I suppose her essay does end on a bright note as she enumerates items that contribute to her happiness, like Shakespeare, sex, five-spice chicken, Thai restaurants, Louis Armstrong, and drifting patterns in the clouds.

Sometimes I imagine connecting strings to make me happier. I call these strings "Calvino" strings after the author who wrote on these kinds of interconnections between towns and people. Imagine if we had Calvino strings following us wherever we go, from the moment of birth to the moment of death. Imagine that every molecule in our bodies had its own string. When you think about this more deeply, our Calvino strings never really begin or end. When we die, the Calvino strings of the molecules in our body keep going. When we are born, the Calvino strings of molecules from our mother coalesce into our embryonic form. At no point do Calvino strings break off or appear from nothing.

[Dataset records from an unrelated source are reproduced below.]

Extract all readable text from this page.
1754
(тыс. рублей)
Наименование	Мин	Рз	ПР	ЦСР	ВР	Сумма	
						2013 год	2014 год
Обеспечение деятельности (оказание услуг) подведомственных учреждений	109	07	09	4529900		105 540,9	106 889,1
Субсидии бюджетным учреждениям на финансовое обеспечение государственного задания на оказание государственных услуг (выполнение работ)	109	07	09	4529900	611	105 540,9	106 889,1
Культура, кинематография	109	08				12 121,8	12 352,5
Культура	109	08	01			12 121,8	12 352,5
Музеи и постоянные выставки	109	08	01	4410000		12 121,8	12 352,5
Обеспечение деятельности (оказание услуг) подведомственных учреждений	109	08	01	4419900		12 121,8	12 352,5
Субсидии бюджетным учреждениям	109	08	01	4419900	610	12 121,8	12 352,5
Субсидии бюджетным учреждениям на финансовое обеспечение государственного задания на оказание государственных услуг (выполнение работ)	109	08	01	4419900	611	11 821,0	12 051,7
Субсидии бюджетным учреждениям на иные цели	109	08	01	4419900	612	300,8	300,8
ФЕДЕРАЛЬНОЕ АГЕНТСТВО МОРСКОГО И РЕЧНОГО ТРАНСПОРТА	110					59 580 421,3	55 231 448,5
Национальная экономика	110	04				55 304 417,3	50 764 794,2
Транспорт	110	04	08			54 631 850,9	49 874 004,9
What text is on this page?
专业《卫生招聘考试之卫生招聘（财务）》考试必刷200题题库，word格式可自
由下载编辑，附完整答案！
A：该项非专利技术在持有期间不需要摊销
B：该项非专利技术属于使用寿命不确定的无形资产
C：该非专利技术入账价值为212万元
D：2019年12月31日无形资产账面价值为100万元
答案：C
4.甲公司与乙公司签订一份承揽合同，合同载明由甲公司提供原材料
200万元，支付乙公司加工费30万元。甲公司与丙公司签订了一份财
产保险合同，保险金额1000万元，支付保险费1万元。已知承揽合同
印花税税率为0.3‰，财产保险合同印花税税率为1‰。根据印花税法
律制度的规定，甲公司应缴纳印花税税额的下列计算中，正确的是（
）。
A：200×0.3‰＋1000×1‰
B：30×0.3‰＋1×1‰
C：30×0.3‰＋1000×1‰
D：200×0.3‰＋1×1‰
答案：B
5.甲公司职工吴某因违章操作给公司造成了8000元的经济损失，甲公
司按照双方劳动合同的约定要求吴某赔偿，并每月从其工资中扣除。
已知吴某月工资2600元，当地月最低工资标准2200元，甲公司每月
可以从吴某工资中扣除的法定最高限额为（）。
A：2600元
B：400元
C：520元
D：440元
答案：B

As we age, the molecules in our bodies are constantly being exchanged with our environment. With every breath, we inhale the Calvino strings of hundreds of millions of atoms of air exhaled weeks ago by someone on the other side of the planet. Thinking at a higher level, our brains and organs are vanishing into thin air, the cells being replaced as quickly as they are destroyed. The entire skin replaces itself every month. Our stomach linings replace themselves every five days. We are always in flux. A year or two from now, a majority of the atoms in our bodies will have been replaced with new ones. We are nothing more than a seething mass of eternal Calvino strings, continuous threads in the fabric of spacetime.

What does it mean that your brain has nothing in common with the brain you had a few years ago? If you are something other than the collection of atoms making up your body, what are you? You are not so much your atoms as you are the pattern in which your atoms are arranged. Some of the atomic patterns in your brain code memories. People are persistent spacetime tangles. It's quite possible that you have an atom of Jesus of Nazareth coursing through your body. Gilgamesh, the historical king who ruled the city of Uruk, is part of your brain or tendons or heart. An atom in your retina may one day be in the tears of a happy lunar princess a hundred years from now.

If you were to try to draw a boundary around yourself when viewed as a seething nexus of Calvino strings, you would find the boundary to be completely imaginary. As mathematician Rudy Rucker has noted, "The simple processes of eating and breathing weave all of us together into a vast four-dimensional array. No matter how isolated you may sometimes feel, no matter how lonely, you are never really cut off from the whole."